For me, 355′s death was ultimately a tragedy for her, because here was a character whose humanity had been so long submerged by “duty”– She doesn’t even have a real name, she’s just a number. At the end of YtLM, she gives up her gun (a symbol of both her non-identity and masculinity), buys a dress (a symbol of femininity), and tells Yorick her real name (and by doing so, reclaiming it as her own identity)–and then is shot dead before she can really enjoy the life she wants.
But that’s just my 2 cents.
January 2nd, 2009 at 12:04 pm
I’m with Lilacsigil on the Y ending–I felt like it just jerked the rug out from under the character. That’s an essay in itself, though.
Jennifer, thanks for checking in! Have you read Sandman at all? Because I’d be interested in your take on Gaiman’s female characters in Sandman. I love your blog!
January 2nd, 2009 at 2:34 pm
Sarah, I did actually read some Sandman years ago, and I liked it, but that was before I really started paying attention to gender issues. I’d have to give it another look now. BTW, it looks like it’s been retooled into a number of volumes on Amazon – which one(s) should I try to get hold of?

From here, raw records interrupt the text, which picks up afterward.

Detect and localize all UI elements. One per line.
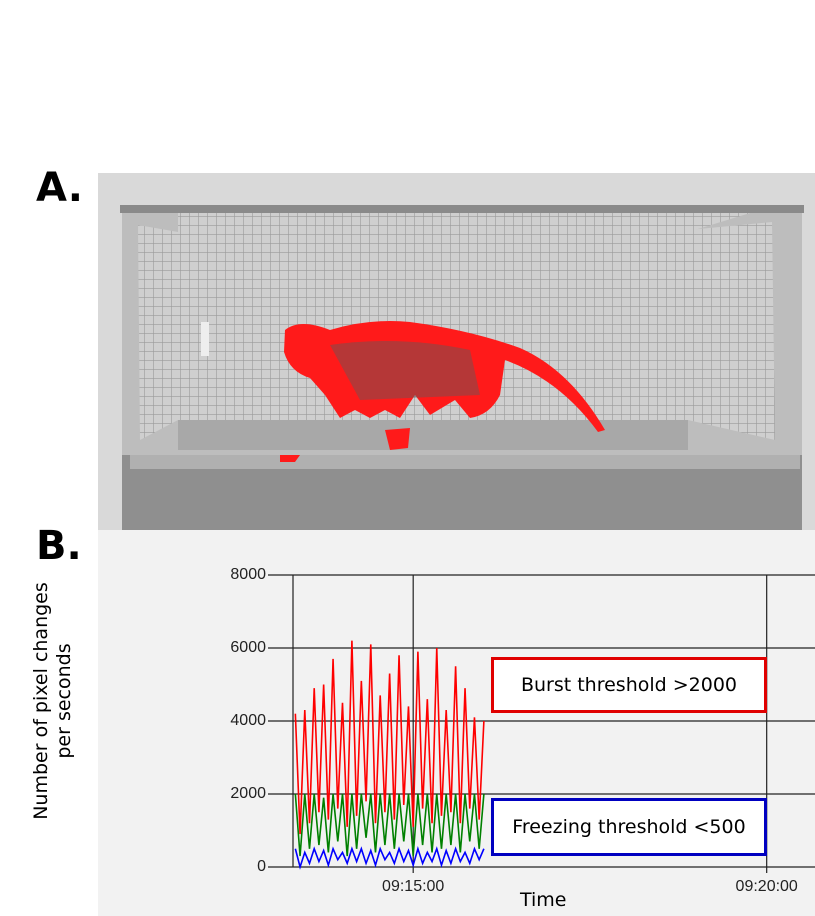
series-line [294,640,485,835]
series-line [294,793,485,857]
x-axis-label: Time [520,889,567,911]
y-tick-label: 2000 [230,785,266,802]
chart: 0 2000 4000 6000 8000 09:15:00 09:20:00 [230,566,815,895]
chart-background [98,530,815,916]
y-axis-label: Number of pixel changes per seconds [30,582,75,820]
annotation: Burst threshold >2000 [491,657,767,713]
y-tick-label: 6000 [230,639,266,656]
x-tick-label: 09:20:00 [736,878,798,895]
cage-photo [98,173,815,530]
y-tick-label: 8000 [230,566,266,583]
x-tick-label: 09:15:00 [382,878,444,895]
panel-label: B. [36,523,82,569]
y-tick-label: 4000 [230,712,266,729]
y-tick-label: 0 [257,858,266,875]
panel-label: A. [36,165,83,211]
series-line [294,846,485,870]
annotation: Freezing threshold <500 [491,798,767,856]
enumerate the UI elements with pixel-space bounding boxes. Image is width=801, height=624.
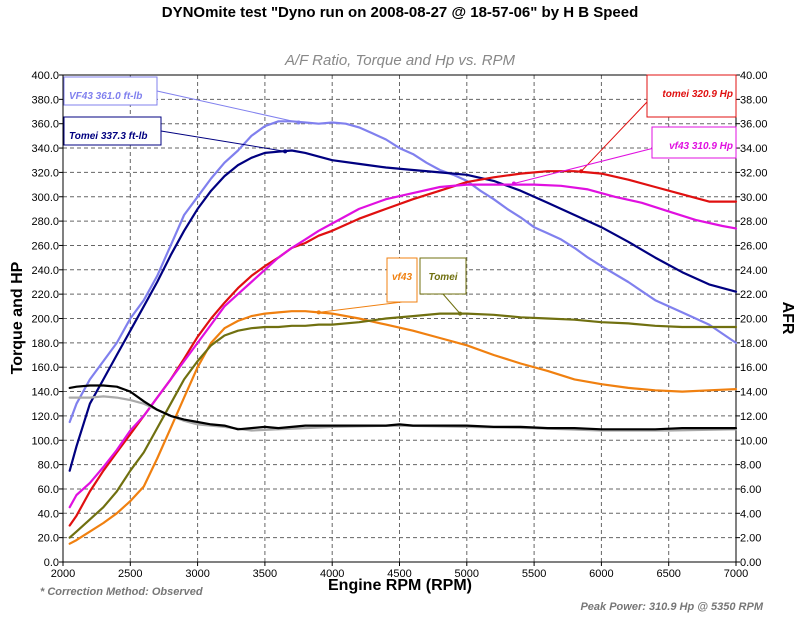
right-tick-label: 16.00 <box>740 362 768 374</box>
annotation-label: VF43 361.0 ft-lb <box>69 91 142 102</box>
right-tick-label: 22.00 <box>740 289 768 301</box>
left-tick-label: 60.0 <box>38 484 59 496</box>
annotation-label: tomei 320.9 Hp <box>662 89 733 100</box>
left-tick-label: 180.0 <box>31 338 59 350</box>
right-tick-label: 28.00 <box>740 216 768 228</box>
x-tick-label: 3000 <box>185 568 209 580</box>
annotation-box <box>386 257 418 303</box>
left-tick-label: 140.0 <box>31 387 59 399</box>
right-tick-label: 40.00 <box>740 70 768 82</box>
right-tick-label: 12.00 <box>740 411 768 423</box>
left-tick-label: 100.0 <box>31 435 59 447</box>
x-tick-label: 7000 <box>724 568 748 580</box>
annotation-leader <box>318 301 403 313</box>
series-line-3 <box>68 183 738 509</box>
y-axis-label: Torque and HP <box>9 261 26 374</box>
series-line-5 <box>68 312 738 539</box>
series-lines <box>68 120 738 545</box>
left-tick-label: 160.0 <box>31 362 59 374</box>
left-tick-label: 320.0 <box>31 167 59 179</box>
right-tick-label: 2.00 <box>740 533 761 545</box>
series-line-4 <box>68 310 738 545</box>
left-tick-label: 260.0 <box>31 240 59 252</box>
annotation-label: vf43 310.9 Hp <box>669 141 733 152</box>
right-tick-label: 18.00 <box>740 338 768 350</box>
x-tick-label: 6500 <box>656 568 680 580</box>
right-tick-label: 36.00 <box>740 119 768 131</box>
right-tick-label: 14.00 <box>740 387 768 399</box>
x-tick-label: 2500 <box>118 568 142 580</box>
annotation-point <box>296 120 301 125</box>
annotation-leader <box>442 293 461 314</box>
left-tick-label: 20.0 <box>38 533 59 545</box>
right-tick-label: 24.00 <box>740 265 768 277</box>
x-axis-label: Engine RPM (RPM) <box>328 577 472 594</box>
annotation-box <box>646 74 737 118</box>
annotation-leader <box>580 101 648 172</box>
annotation-leader <box>513 148 653 184</box>
left-tick-label: 400.0 <box>31 70 59 82</box>
right-tick-label: 10.00 <box>740 435 768 447</box>
annotation-box <box>63 76 158 106</box>
series-line-0 <box>68 120 738 424</box>
series-line-2 <box>68 170 738 527</box>
annotations: VF43 361.0 ft-lb Tomei 337.3 ft-lb tomei 3… <box>63 74 737 316</box>
left-tick-label: 360.0 <box>31 119 59 131</box>
x-tick-label: 4500 <box>387 568 411 580</box>
left-tick-label: 380.0 <box>31 94 59 106</box>
annotation-box <box>419 257 467 295</box>
right-tick-label: 6.00 <box>740 484 761 496</box>
annotation-point <box>458 311 463 316</box>
x-tick-label: 3500 <box>253 568 277 580</box>
annotation-box <box>651 126 737 159</box>
x-tick-label: 2000 <box>51 568 75 580</box>
right-tick-label: 8.00 <box>740 460 761 472</box>
left-tick-label: 220.0 <box>31 289 59 301</box>
annotation-leader <box>156 90 299 123</box>
left-tick-label: 300.0 <box>31 192 59 204</box>
x-tick-label: 4000 <box>320 568 344 580</box>
x-tick-label: 5500 <box>522 568 546 580</box>
left-tick-label: 40.0 <box>38 508 59 520</box>
chart-subtitle: A/F Ratio, Torque and Hp vs. RPM <box>284 52 516 69</box>
annotation-label: vf43 <box>392 272 412 283</box>
annotation-point <box>511 181 516 186</box>
left-tick-label: 240.0 <box>31 265 59 277</box>
left-tick-label: 280.0 <box>31 216 59 228</box>
right-tick-label: 34.00 <box>740 143 768 155</box>
x-tick-label: 5000 <box>455 568 479 580</box>
annotation-point <box>283 149 288 154</box>
right-tick-label: 32.00 <box>740 167 768 179</box>
annotation-point <box>316 310 321 315</box>
right-axis-ticks: 0.00 2.00 4.00 6.00 8.00 10.00 12.00 14.00 16.00… <box>736 70 768 569</box>
left-tick-label: 200.0 <box>31 314 59 326</box>
annotation-point <box>579 169 584 174</box>
right-tick-label: 38.00 <box>740 94 768 106</box>
right-tick-label: 4.00 <box>740 508 761 520</box>
chart-main-title: DYNOmite test "Dyno run on 2008-08-27 @ … <box>162 4 639 21</box>
right-tick-label: 30.00 <box>740 192 768 204</box>
correction-method-note: * Correction Method: Observed <box>40 586 203 598</box>
right-tick-label: 0.00 <box>740 557 761 569</box>
right-tick-label: 26.00 <box>740 240 768 252</box>
left-tick-label: 120.0 <box>31 411 59 423</box>
left-axis-ticks: 0.0 20.0 40.0 60.0 80.0 100.0 120.0 140.0 160.0 1… <box>31 70 63 569</box>
left-tick-label: 0.0 <box>44 557 59 569</box>
peak-power-note: Peak Power: 310.9 Hp @ 5350 RPM <box>580 601 763 613</box>
x-tick-label: 6000 <box>589 568 613 580</box>
right-tick-label: 20.00 <box>740 314 768 326</box>
annotation-label: Tomei 337.3 ft-lb <box>69 131 148 142</box>
series-line-1 <box>68 149 738 472</box>
annotation-box <box>63 116 162 146</box>
x-axis-ticks: 2000 2500 3000 3500 4000 4500 5000 5500 6000 6500… <box>51 562 748 580</box>
annotation-leader <box>160 130 286 152</box>
series-line-7 <box>68 384 738 431</box>
annotation-label: Tomei <box>428 272 457 283</box>
left-tick-label: 80.0 <box>38 460 59 472</box>
left-tick-label: 340.0 <box>31 143 59 155</box>
y2-axis-label: AFR <box>779 302 796 335</box>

January 2nd, 2009 at 7:18 pm
As I’ve written on Jennifer’s blog, I think a lot of male writers are paralysed by the thought of appearing mysoginist, and so write “strong” female characters who never make mistakes and have no flaws or weaknesses, and so are not interesting or believable characters. Male characters, even heroic characters, are allowed, even expected, to make mistakes and have weaknesses to try and overcome. As you point out, when Brian Wood writes a woman who “screws up”, some readers react against it – but if Megan was male, they probably wouldn’t.
My least favourite kind of male-written female character is the Woman Who Is Always Right. Hero acts, heroine tells him whether he did the right thing of not. And it’s usually not, loudly, and sometimes violently.
When I started my last webcomic serial, “Ness”, I felt somehow transgressive because I was writing a female protagonist who ultimately gets it completely wrong, and has flaws she fails to overcome. My current comic, “The Cattle Raid of Cooley”, also features a prominent female character who drives a large part of the story but (spoilers!) ultimately doesn’t get what she wants. Both the endings were given to me by the ancient stories I’ve adapted them from, but I hope I’ve managed to make their journeys believable.
But that’s enough blowing my own trumpet. I agree with you – Gaiman is very good at writing women as people with flaws and agency, and also very good at writing from the point of view of male eejits who just don’t understand women at all.
January 8th, 2009 at 9:07 pm
On the subject of that scene in “Y” (again, SPOILERSPOILERSPOILERSPOILERSPOILER):
Moments before Alter pulls the trigger, Yorick is comparing 355 and himself to the main characters of “Moonlighting” (“You worried I’m gonna confuse you with Bruce Willis?” “**** that, Three-Fifty. I’m Cybill, *you’re* Bruce.”) That’s what convinces her to stay with him – and then she dies. For me, that was the really tragic part: just about every time a story dangles the possibility of a male-female relationship with the roles reversed, one party dies (“Strangers in Paradise”, arguably “Firefly”) or else they see the error of their ways and return to the traditional model (“W Juliet”).